Awesome! Although 'mixed in with all the other stuff' gives me flashbacks because when I was young, all of my toys were kept in their specific containers, lego with lego, transformers with transformers etc, but when it got handed down to my brother a lot of it was just mixed together :crying::crying::crying: during lockdown i spent some time in the roofspace sorting it into its separate boxes though, took me FOREVER haha
It's in one big box of lego but the beautiful loco and carriage got disassembled.
 
Ok I've spun this off into another thread - how do I get into playing with trains? We have some track from when my husband was younger but I don't know if it's any good (don't even know what sort it is!).

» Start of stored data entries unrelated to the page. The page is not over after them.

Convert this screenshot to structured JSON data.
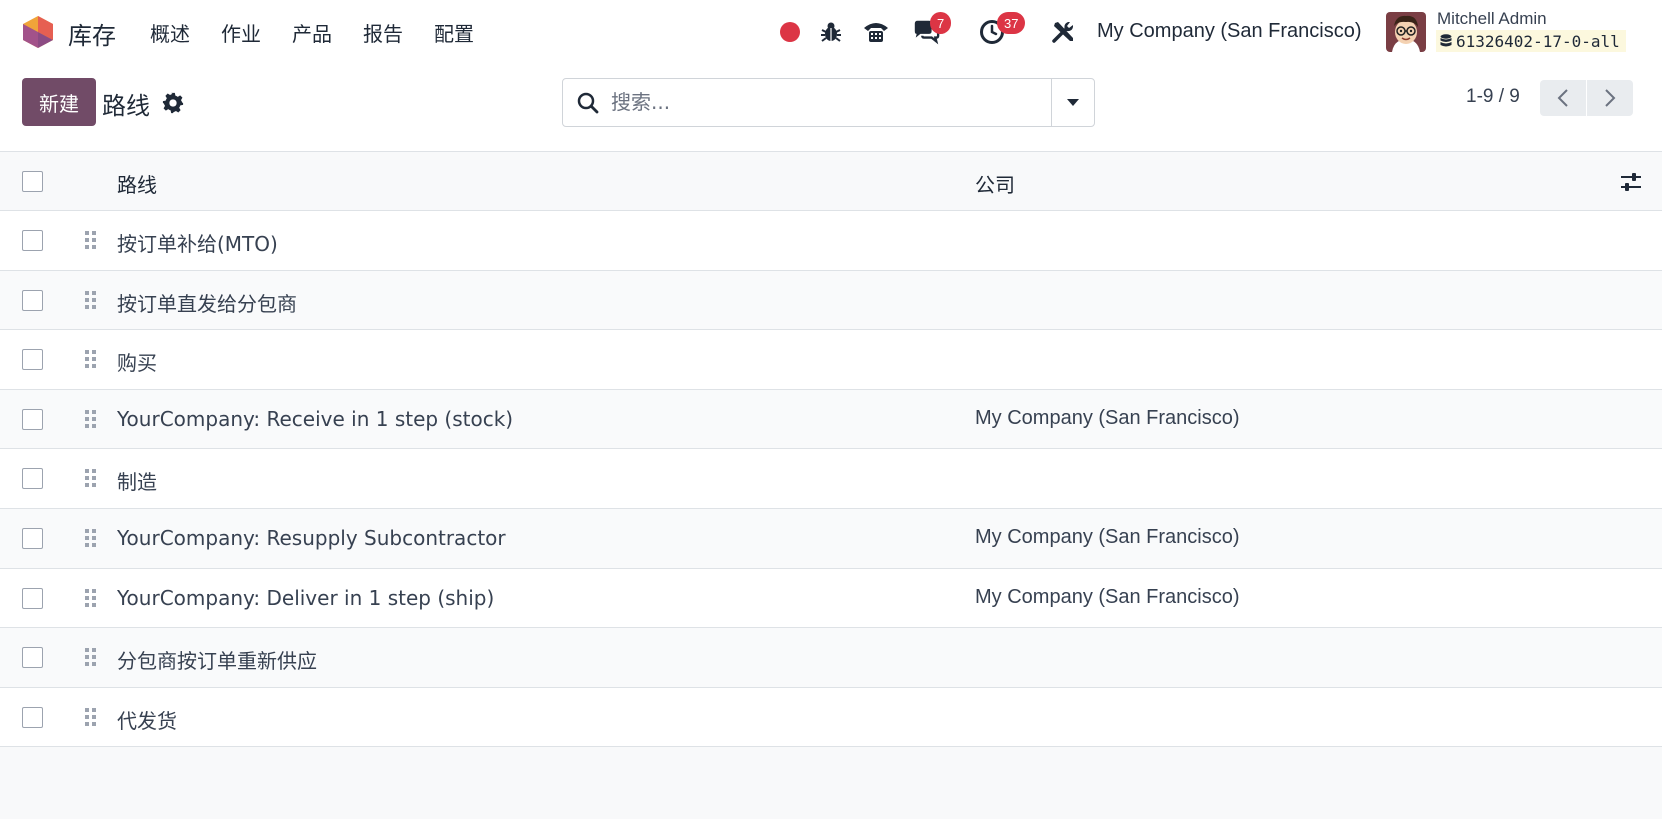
{
  "navbar": {
    "app_name": "库存",
    "menu": [
      "概述",
      "作业",
      "产品",
      "报告",
      "配置"
    ],
    "messages_count": "7",
    "activities_count": "37",
    "company": "My Company (San Francisco)",
    "user_name": "Mitchell Admin",
    "database": "61326402-17-0-all"
  },
  "control_panel": {
    "new_label": "新建",
    "title": "路线",
    "search_placeholder": "搜索...",
    "pager": "1-9 / 9"
  },
  "list": {
    "columns": {
      "route": "路线",
      "company": "公司"
    },
    "rows": [
      {
        "route": "按订单补给(MTO)",
        "company": ""
      },
      {
        "route": "按订单直发给分包商",
        "company": ""
      },
      {
        "route": "购买",
        "company": ""
      },
      {
        "route": "YourCompany: Receive in 1 step (stock)",
        "company": "My Company (San Francisco)"
      },
      {
        "route": "制造",
        "company": ""
      },
      {
        "route": "YourCompany: Resupply Subcontractor",
        "company": "My Company (San Francisco)"
      },
      {
        "route": "YourCompany: Deliver in 1 step (ship)",
        "company": "My Company (San Francisco)"
      },
      {
        "route": "分包商按订单重新供应",
        "company": ""
      },
      {
        "route": "代发货",
        "company": ""
      }
    ]
  },
  "colors": {
    "brand": "#714b67",
    "badge": "#dc3545",
    "recording": "#dc3545",
    "db_tag_bg": "#fcf8de"
  },
  "icons": [
    "odoo-logo-icon",
    "recording-icon",
    "bug-icon",
    "phone-icon",
    "chat-icon",
    "clock-icon",
    "tools-icon",
    "gear-icon",
    "search-icon",
    "caret-down-icon",
    "chevron-left-icon",
    "chevron-right-icon",
    "drag-handle-icon",
    "sliders-icon",
    "database-icon"
  ]
}
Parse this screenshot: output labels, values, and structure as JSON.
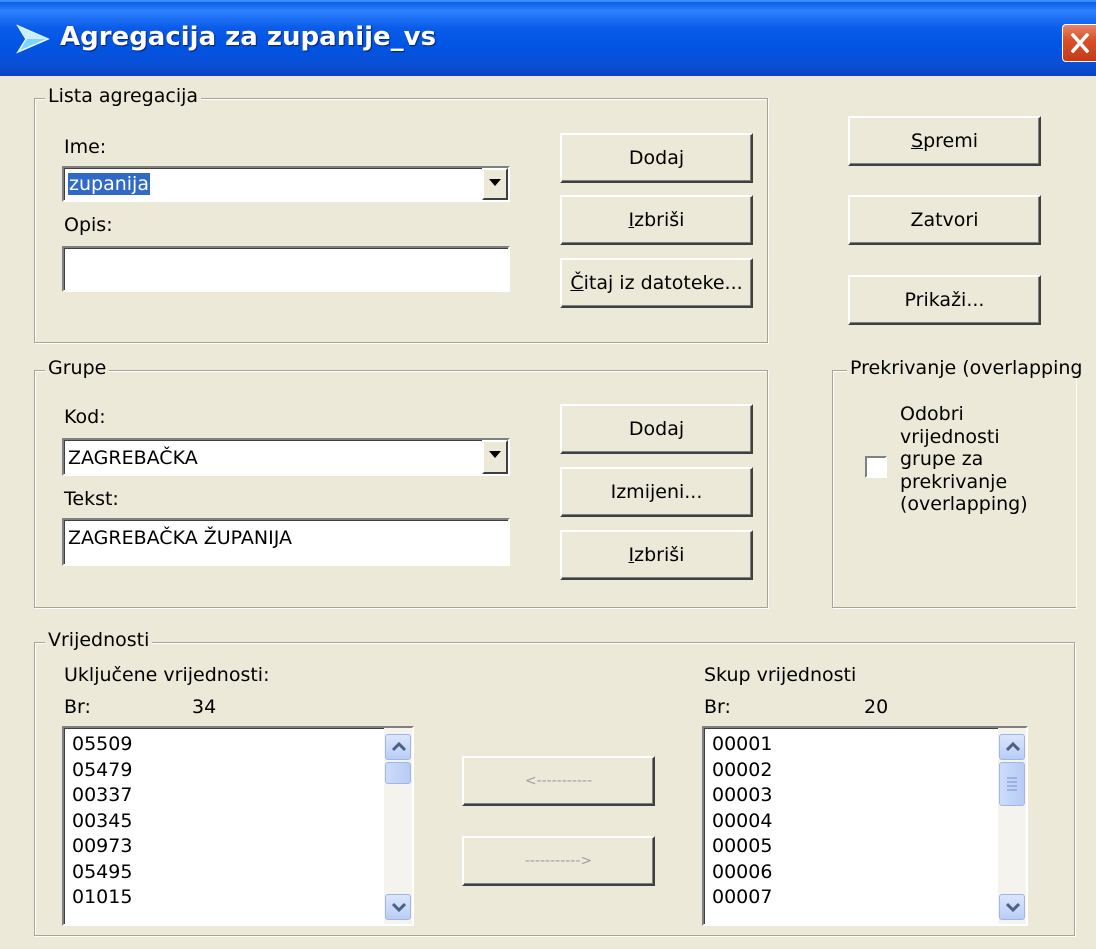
{
  "window": {
    "title": "Agregacija za zupanije_vs",
    "close_icon": "close-icon"
  },
  "lista": {
    "legend": "Lista agregacija",
    "ime_label": "Ime:",
    "ime_value": "zupanija",
    "opis_label": "Opis:",
    "opis_value": "",
    "dodaj_label": "Dodaj",
    "izbrisi_first": "I",
    "izbrisi_rest": "zbriši",
    "citaj_first": "Č",
    "citaj_rest": "itaj iz datoteke..."
  },
  "side_buttons": {
    "spremi_first": "S",
    "spremi_rest": "premi",
    "zatvori_label": "Zatvori",
    "prikazi_label": "Prikaži..."
  },
  "grupe": {
    "legend": "Grupe",
    "kod_label": "Kod:",
    "kod_value": "ZAGREBAČKA",
    "tekst_label": "Tekst:",
    "tekst_value": "ZAGREBAČKA ŽUPANIJA",
    "dodaj_label": "Dodaj",
    "izmijeni_label": "Izmijeni...",
    "izbrisi_first": "I",
    "izbrisi_rest": "zbriši"
  },
  "overlap": {
    "legend": "Prekrivanje (overlapping",
    "checkbox_label_lines": [
      "Odobri",
      "vrijednosti",
      "grupe za",
      "prekrivanje",
      "(overlapping)"
    ],
    "checked": false
  },
  "vrijednosti": {
    "legend": "Vrijednosti",
    "included": {
      "title": "Uključene vrijednosti:",
      "count_label": "Br:",
      "count": "34",
      "items": [
        "05509",
        "05479",
        "00337",
        "00345",
        "00973",
        "05495",
        "01015"
      ]
    },
    "available": {
      "title": "Skup vrijednosti",
      "count_label": "Br:",
      "count": "20",
      "items": [
        "00001",
        "00002",
        "00003",
        "00004",
        "00005",
        "00006",
        "00007"
      ]
    },
    "move_left_label": "<-----------",
    "move_right_label": "----------->"
  }
}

I think my son would be interested in the logistics of track laying and signalling and ultimately doing something like getting a raspberry pi running trains (he's a confirmed trainspotter and has been seriously missing his travelcard jaunts around the area).
Toy Trains are one of the great educators. Or perhaps its just my experience of them. First train set at 5 years old with the attendant problems. Gradually I gained so much knowledge of electrics, geometry, logic from shunting problems, engineering/tinkering to find what was wrong and onwards to learning about real steam engines. I'd suggest start with an oval and expand. That way you can always play trains rather than designing the ultimate layout that never quite gets finished. (where I am at the moment).